Et le tournage a eu lieu directement ensuite ?

Non, j’ai changé le scénario car il était à l’origine consacré à David, le pêcheur le plus âgé. Quand je me suis aperçu que ma caméra allait tout le temps vers Jesmark, j’ai changé le scénario, les points de vue et je suis revenu trois mois plus tard avec cette nouvelle histoire. J’avais vu un siège auto à l’arrière de sa voiture et j’ai tout de suite su qu’il fallait axer l’histoire sur ce jeune père de famille tiraillé entre la passion pour son métier et les impératifs économiques.

La famille est un thème omniprésent dans votre film, à l’image de la société maltaise…

C’est très méditerranéen, surtout dans les familles de pêcheurs. Autrefois, il y avait une forme de transmission, de génération en génération : la suivante savait qu’elle allait faire le même métier que le père. Mais tout a changé. Quand j’ai interrogé certains de ces pêcheurs, ils m’ont confié à quel point ils ne voulaient pas que leurs enfants soient pêcheurs et ils étaient très clairs, très lucides à ce propos. Ils avaient accumulé en eux une peine immense, qu’ils ne pouvaient même pas raconter.

Tournerez-vous d’autres longs métrages à Malte ?

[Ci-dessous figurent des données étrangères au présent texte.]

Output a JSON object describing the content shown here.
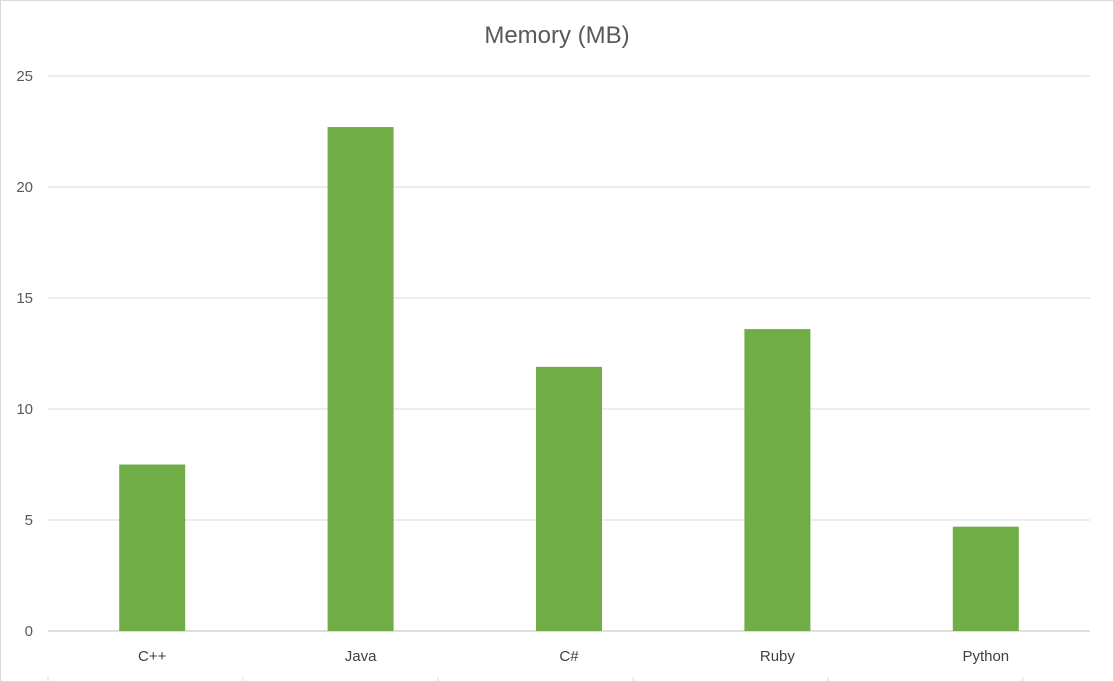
{
  "chart_data": {
    "type": "bar",
    "title": "Memory (MB)",
    "xlabel": "",
    "ylabel": "",
    "categories": [
      "C++",
      "Java",
      "C#",
      "Ruby",
      "Python"
    ],
    "values": [
      7.5,
      22.7,
      11.9,
      13.6,
      4.7
    ],
    "ylim": [
      0,
      25
    ],
    "yticks": [
      "0",
      "5",
      "10",
      "15",
      "20",
      "25"
    ],
    "grid": true,
    "legend": "none",
    "colors": {
      "bar": "#70ad47",
      "grid": "#d9d9d9",
      "axis": "#bfbfbf"
    }
  }
}
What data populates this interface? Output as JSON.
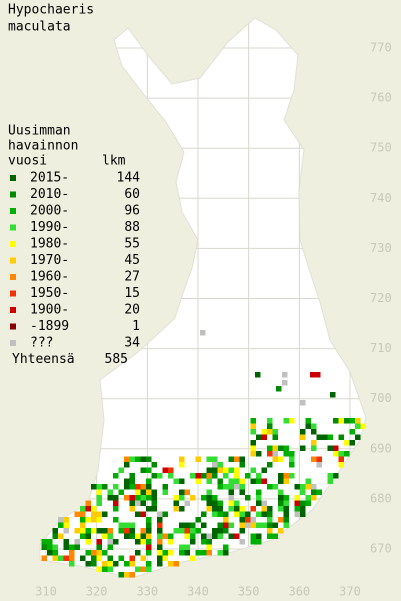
{
  "title": [
    "Hypochaeris",
    "maculata"
  ],
  "legend": {
    "header": [
      "Uusimman",
      "havainnon",
      "vuosi"
    ],
    "count_header": "lkm",
    "rows": [
      {
        "label": "2015-",
        "count": 144,
        "color": "#006400"
      },
      {
        "label": "2010-",
        "count": 60,
        "color": "#008a00"
      },
      {
        "label": "2000-",
        "count": 96,
        "color": "#00b000"
      },
      {
        "label": "1990-",
        "count": 88,
        "color": "#33dd33"
      },
      {
        "label": "1980-",
        "count": 55,
        "color": "#ffff00"
      },
      {
        "label": "1970-",
        "count": 45,
        "color": "#ffcc00"
      },
      {
        "label": "1960-",
        "count": 27,
        "color": "#ff8800"
      },
      {
        "label": "1950-",
        "count": 15,
        "color": "#ee3300"
      },
      {
        "label": "1900-",
        "count": 20,
        "color": "#cc0000"
      },
      {
        "label": "-1899",
        "count": 1,
        "color": "#880000"
      },
      {
        "label": "???",
        "count": 34,
        "color": "#c0c0c0"
      }
    ],
    "total_label": "Yhteensä",
    "total": 585
  },
  "map": {
    "yticks": [
      770,
      760,
      750,
      740,
      730,
      720,
      710,
      700,
      690,
      680,
      670
    ],
    "xticks": [
      310,
      320,
      330,
      340,
      350,
      360,
      370
    ]
  }
}
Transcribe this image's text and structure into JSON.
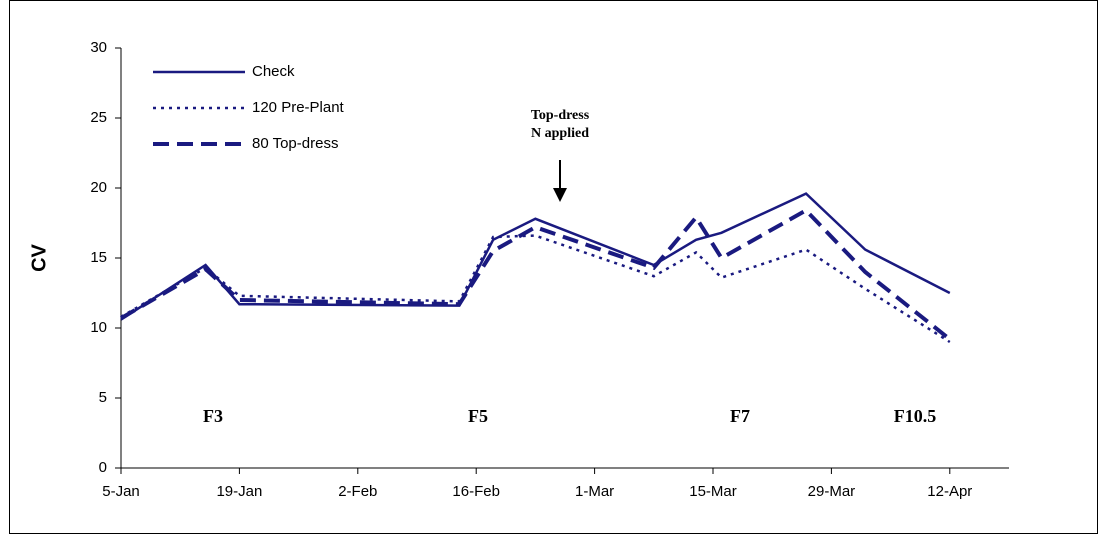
{
  "chart_data": {
    "type": "line",
    "y_label": "CV",
    "x": [
      0,
      10,
      14,
      40,
      44,
      49,
      63,
      68,
      71,
      81,
      88,
      98
    ],
    "series": [
      {
        "name": "Check",
        "color": "#1a1a80",
        "style": "solid",
        "values": [
          10.6,
          14.5,
          11.7,
          11.6,
          16.3,
          17.8,
          14.5,
          16.3,
          16.8,
          19.6,
          15.6,
          12.5
        ]
      },
      {
        "name": "120 Pre-Plant",
        "color": "#1a1a80",
        "style": "dotted",
        "values": [
          10.8,
          14.3,
          12.3,
          11.9,
          16.5,
          16.6,
          13.7,
          15.4,
          13.6,
          15.6,
          12.8,
          9.0
        ]
      },
      {
        "name": "80 Top-dress",
        "color": "#1a1a80",
        "style": "dashed",
        "values": [
          10.7,
          14.2,
          12.0,
          11.7,
          15.5,
          17.2,
          14.3,
          17.9,
          15.0,
          18.4,
          14.0,
          9.2
        ]
      }
    ],
    "xlim": [
      0,
      105
    ],
    "xticks": [
      {
        "value": 0,
        "label": "5-Jan"
      },
      {
        "value": 14,
        "label": "19-Jan"
      },
      {
        "value": 28,
        "label": "2-Feb"
      },
      {
        "value": 42,
        "label": "16-Feb"
      },
      {
        "value": 56,
        "label": "1-Mar"
      },
      {
        "value": 70,
        "label": "15-Mar"
      },
      {
        "value": 84,
        "label": "29-Mar"
      },
      {
        "value": 98,
        "label": "12-Apr"
      }
    ],
    "ylim": [
      0,
      30
    ],
    "yticks": [
      0,
      5,
      10,
      15,
      20,
      25,
      30
    ],
    "legend": "top-left",
    "annotations": [
      "F3",
      "F5",
      "F7",
      "F10.5"
    ],
    "arrow_note": [
      "Top-dress",
      "N applied"
    ]
  }
}
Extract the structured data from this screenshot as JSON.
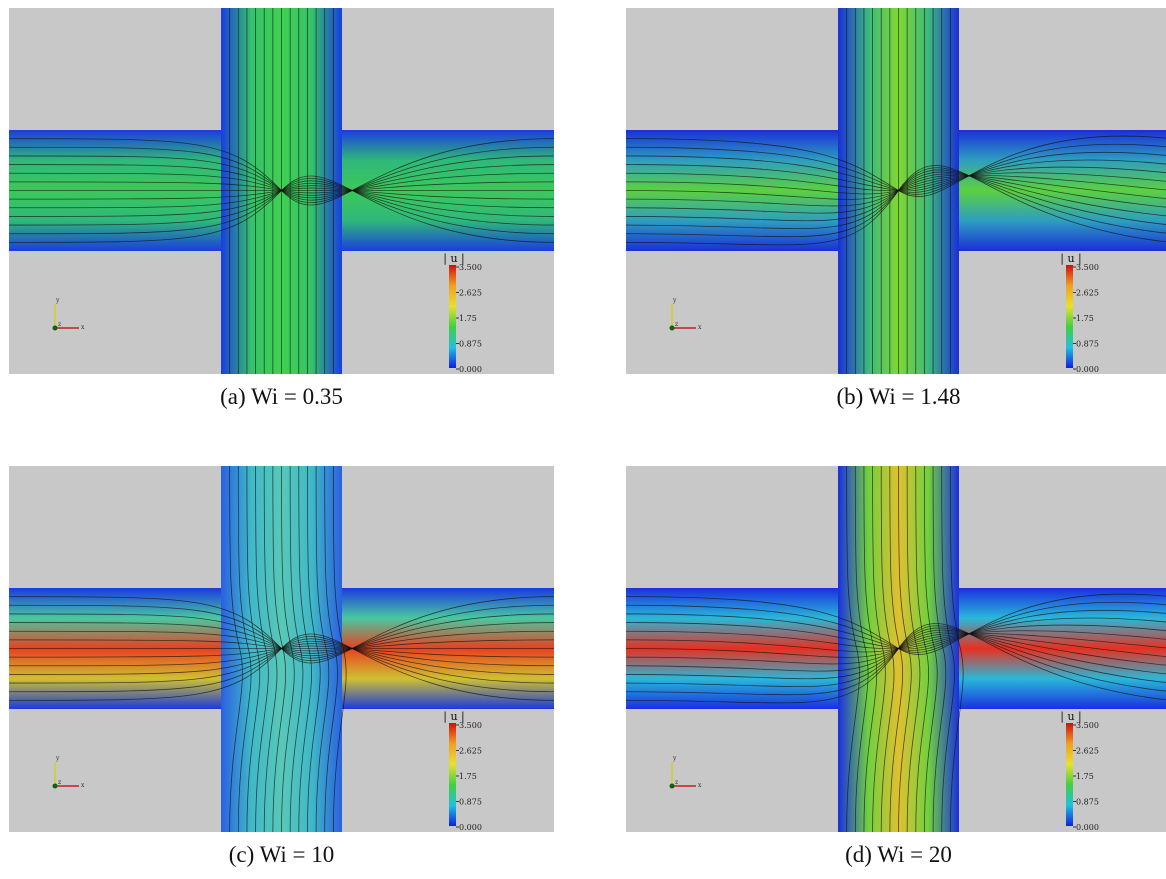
{
  "panels": [
    {
      "caption": "(a) Wi = 0.35",
      "colorbar": {
        "title": "| u |",
        "ticks": [
          "3.500",
          "2.625",
          "1.75",
          "0.875",
          "0.000"
        ]
      },
      "axes": [
        "x",
        "y",
        "z"
      ]
    },
    {
      "caption": "(b) Wi = 1.48",
      "colorbar": {
        "title": "| u |",
        "ticks": [
          "3.500",
          "2.625",
          "1.75",
          "0.875",
          "0.000"
        ]
      },
      "axes": [
        "x",
        "y",
        "z"
      ]
    },
    {
      "caption": "(c) Wi = 10",
      "colorbar": {
        "title": "| u |",
        "ticks": [
          "3.500",
          "2.625",
          "1.75",
          "0.875",
          "0.000"
        ]
      },
      "axes": [
        "x",
        "y",
        "z"
      ]
    },
    {
      "caption": "(d) Wi = 20",
      "colorbar": {
        "title": "| u |",
        "ticks": [
          "3.500",
          "2.625",
          "1.75",
          "0.875",
          "0.000"
        ]
      },
      "axes": [
        "x",
        "y",
        "z"
      ]
    }
  ]
}
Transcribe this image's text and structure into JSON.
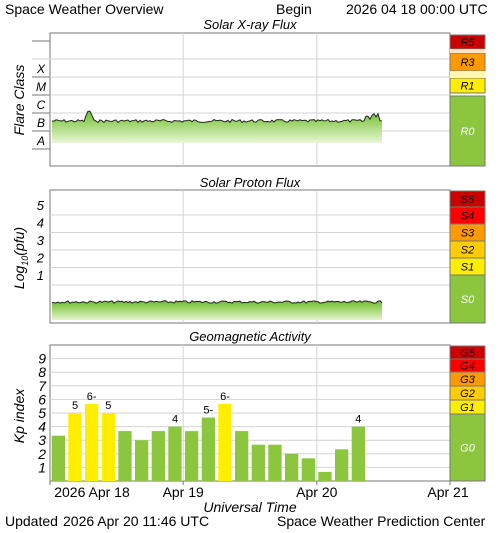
{
  "header": {
    "title": "Space Weather Overview",
    "begin_label": "Begin",
    "begin_time": "2026 04 18 00:00 UTC"
  },
  "footer": {
    "updated_label": "Updated",
    "updated_time": "2026 Apr 20 11:46 UTC",
    "source": "Space Weather Prediction Center"
  },
  "colors": {
    "green": "#8cc63f",
    "yellow": "#ffee00",
    "gold": "#ffcc00",
    "orange": "#ff9900",
    "red": "#ff0000",
    "dark_red": "#cc0000"
  },
  "chart_data": [
    {
      "type": "area",
      "title": "Solar X-ray Flux",
      "ylabel": "Flare Class",
      "y_categories": [
        "A",
        "B",
        "C",
        "M",
        "X"
      ],
      "x_range": [
        "2026 Apr 18",
        "2026 Apr 21"
      ],
      "approx_level": "B",
      "spike": {
        "x": "Apr 18 ~07:00",
        "level": "high B"
      },
      "data_end": "Apr 20 ~11:45",
      "scale": [
        {
          "label": "R5",
          "color": "#cc0000"
        },
        {
          "label": "R3",
          "color": "#ff9900"
        },
        {
          "label": "R1",
          "color": "#ffee00"
        },
        {
          "label": "R0",
          "color": "#8cc63f"
        }
      ]
    },
    {
      "type": "area",
      "title": "Solar Proton Flux",
      "ylabel": "Log10(pfu)",
      "ylabel_base": "Log",
      "ylabel_sub": "10",
      "ylabel_tail": "(pfu)",
      "yticks": [
        1,
        2,
        3,
        4,
        5
      ],
      "approx_level": "below 1",
      "data_end": "Apr 20 ~11:45",
      "scale": [
        {
          "label": "S5",
          "color": "#cc0000"
        },
        {
          "label": "S4",
          "color": "#ff0000"
        },
        {
          "label": "S3",
          "color": "#ff9900"
        },
        {
          "label": "S2",
          "color": "#ffcc00"
        },
        {
          "label": "S1",
          "color": "#ffee00"
        },
        {
          "label": "S0",
          "color": "#8cc63f"
        }
      ]
    },
    {
      "type": "bar",
      "title": "Geomagnetic Activity",
      "ylabel": "Kp index",
      "xlabel": "Universal Time",
      "ylim": [
        0,
        10
      ],
      "yticks": [
        1,
        2,
        3,
        4,
        5,
        6,
        7,
        8,
        9
      ],
      "x_tick_labels": [
        "2026 Apr 18",
        "Apr 19",
        "Apr 20",
        "Apr 21"
      ],
      "bar_interval_hours": 3,
      "values": [
        3.33,
        5,
        5.67,
        5,
        3.67,
        3,
        3.67,
        4,
        3.67,
        4.67,
        5.67,
        3.67,
        2.67,
        2.67,
        2,
        1.67,
        0.67,
        2.33,
        4
      ],
      "labels": [
        "",
        "5",
        "6-",
        "5",
        "",
        "",
        "",
        "4",
        "",
        "5-",
        "6-",
        "",
        "",
        "",
        "",
        "",
        "",
        "",
        "4"
      ],
      "scale": [
        {
          "label": "G5",
          "color": "#cc0000"
        },
        {
          "label": "G4",
          "color": "#ff0000"
        },
        {
          "label": "G3",
          "color": "#ff9900"
        },
        {
          "label": "G2",
          "color": "#ffcc00"
        },
        {
          "label": "G1",
          "color": "#ffee00"
        },
        {
          "label": "G0",
          "color": "#8cc63f"
        }
      ]
    }
  ]
}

Bien sûr, car je suis à l’écriture d’un nouveau film, qui comprendra encore des acteurs non professionnels. Ce sera une histoire consacrée à une face peu connue de l’île. Le sujet et le ton seront complètement différents de Luzzu. C’est comme avoir un goût dans la bouche et en changer. J’ai aussi envie de me lancer un défi et de montrer une autre part de ma personnalité. Luzzu est évidemment proche de ce que je suis, mais mon prochain film comportera davantage d’humour et de vie. Il y a beaucoup de vie et de joie à Malte, c’est ce que je veux montrer. Fidèle à ce que je suis, tout faire à Malte :  l’histoire maltaise, la langue maltaise, la culture maltaise. Amener cette histoire de pêcheurs tout autour du monde m’a donné le courage de passer à un autre sujet très spécifique du pays.